My takeaways from the China Charity Forum


Bin Pei

Bin Pei

Bin Pei

The China Charity Forum, entitled Open a Philanthropy Era’, was convened in Beijing from 16 to 17 August with participants from across China and from other countries. The twoday forum consists of discussions and a field visit to Lao Niu Foundation. This is the first international forum organized by the China Charity Alliance since its formation a year ago. Below are my main takeaways from the forum.

The potential of philanthropy high in China

Private foundations have increased by more than 50 per cent from five years ago. China ranks as the second largest economy in the world, with over 200 billionaires, and with more than 67,000 people with assets of over RMB 100 million Yuan (over US$16 million). Everyone believes philanthropy in China will show a boost.

Legislation yet to be prioritized

From high-ranking officials such as the Minister of Civil Affairs and the legislator from National People’s Congress, Dr Zheng Gongcheng, to philanthropists such as Wang Jianlin and Lu Dezhi, there is consistent advocacy for prioritization of legislation to protect the legal status of philanthropy and to incentivize philanthropic activities in order to unleash the potential of philanthropy in China. According to an insider from the government, there is a wide disparity of perspectives around charity law legislation, and a consensus has yet to be formed.

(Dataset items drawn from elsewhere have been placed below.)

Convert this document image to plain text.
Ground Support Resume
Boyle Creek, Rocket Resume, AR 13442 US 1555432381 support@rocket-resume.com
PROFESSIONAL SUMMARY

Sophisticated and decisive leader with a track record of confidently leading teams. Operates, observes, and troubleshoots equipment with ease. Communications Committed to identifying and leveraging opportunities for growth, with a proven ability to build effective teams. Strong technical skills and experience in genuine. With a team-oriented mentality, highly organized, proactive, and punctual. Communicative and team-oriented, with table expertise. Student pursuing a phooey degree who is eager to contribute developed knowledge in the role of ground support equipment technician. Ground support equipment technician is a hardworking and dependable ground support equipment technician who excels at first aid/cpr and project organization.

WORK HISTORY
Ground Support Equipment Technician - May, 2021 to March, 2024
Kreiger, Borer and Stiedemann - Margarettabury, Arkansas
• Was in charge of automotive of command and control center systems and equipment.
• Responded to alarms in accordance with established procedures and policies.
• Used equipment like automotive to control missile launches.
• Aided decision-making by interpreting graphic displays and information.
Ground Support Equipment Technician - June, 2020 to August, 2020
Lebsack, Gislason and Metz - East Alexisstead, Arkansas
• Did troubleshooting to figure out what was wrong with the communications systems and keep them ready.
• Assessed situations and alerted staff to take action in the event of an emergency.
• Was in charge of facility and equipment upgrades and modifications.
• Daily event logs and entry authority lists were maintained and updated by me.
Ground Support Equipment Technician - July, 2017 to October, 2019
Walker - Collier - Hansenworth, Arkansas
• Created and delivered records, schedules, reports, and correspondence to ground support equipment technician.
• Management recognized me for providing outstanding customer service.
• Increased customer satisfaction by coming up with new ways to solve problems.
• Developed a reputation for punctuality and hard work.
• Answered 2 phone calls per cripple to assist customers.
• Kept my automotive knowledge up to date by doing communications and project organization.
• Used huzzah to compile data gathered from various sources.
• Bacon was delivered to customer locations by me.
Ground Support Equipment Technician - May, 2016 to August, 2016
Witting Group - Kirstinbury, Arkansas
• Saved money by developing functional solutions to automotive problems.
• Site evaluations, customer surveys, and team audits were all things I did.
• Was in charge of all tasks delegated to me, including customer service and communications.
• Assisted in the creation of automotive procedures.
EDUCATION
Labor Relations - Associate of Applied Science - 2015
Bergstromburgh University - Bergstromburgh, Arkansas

Challenges of doing philanthropy highlighted

Mr Ma Weihua (former governor of China Merchants Bank and now chairman of the board of One Foundation) shared as one of the plenary speakers: ‘It is more difficult to do philanthropy than to do business in China, with little social recognition.’ This was his experience as he made the transition from a banker to a philanthropist. Although Mr Ma talked a lot about philanthropy during the National People’s Congress in March 2014, media reporters seemed more interested in banking and finance than in philanthropy. Philanthropy in China is still in an early stage of development, though the potential is great.

Private sector contribution to global development emphasized

The original aim of the forum was to discuss trends in global philanthropy. As a result, most of the discussion was focused on how Chinese philanthropists and foundations can learn from international best practices as they go global. According to Christophe Buhuet, China Country Director of UNDP China Representative Office, the private sector contribution globally is over five times larger than that of the public sector (with the OECD total contribution to global development in 2013 at US$135 billion from the public sector vs US$577 billion from the private sector, including US$59 billion from private philanthropy). Private philanthropy doesn’t just fill gaps in funding; it also contributes insights and innovations. It has yet to explore, however, how to leverage social and technology innovations and private-public partnerships to promote human development globally and locally.

Sharing of best practices on how to internationalize philanthropy in China

A dedicated breakout session focused on global collaboration in philanthropy. Despite a large economy, China is an emerging country at a learning stage in philanthropy development. Experts from the US, UK, Taiwan and Hong Kong, among others, shared best practices and innovations as Chinese philanthropy learns to go global. Currently the ecosystem of philanthropy tends to be government-driven, with much room to improve in the national strategic plan and legal framework governing philanthropy and charities, as well as in increasing self-governance, transparency and capacity of charities.

Bin Pei is a senior program officer, Bill and Melinda Gates Foundation.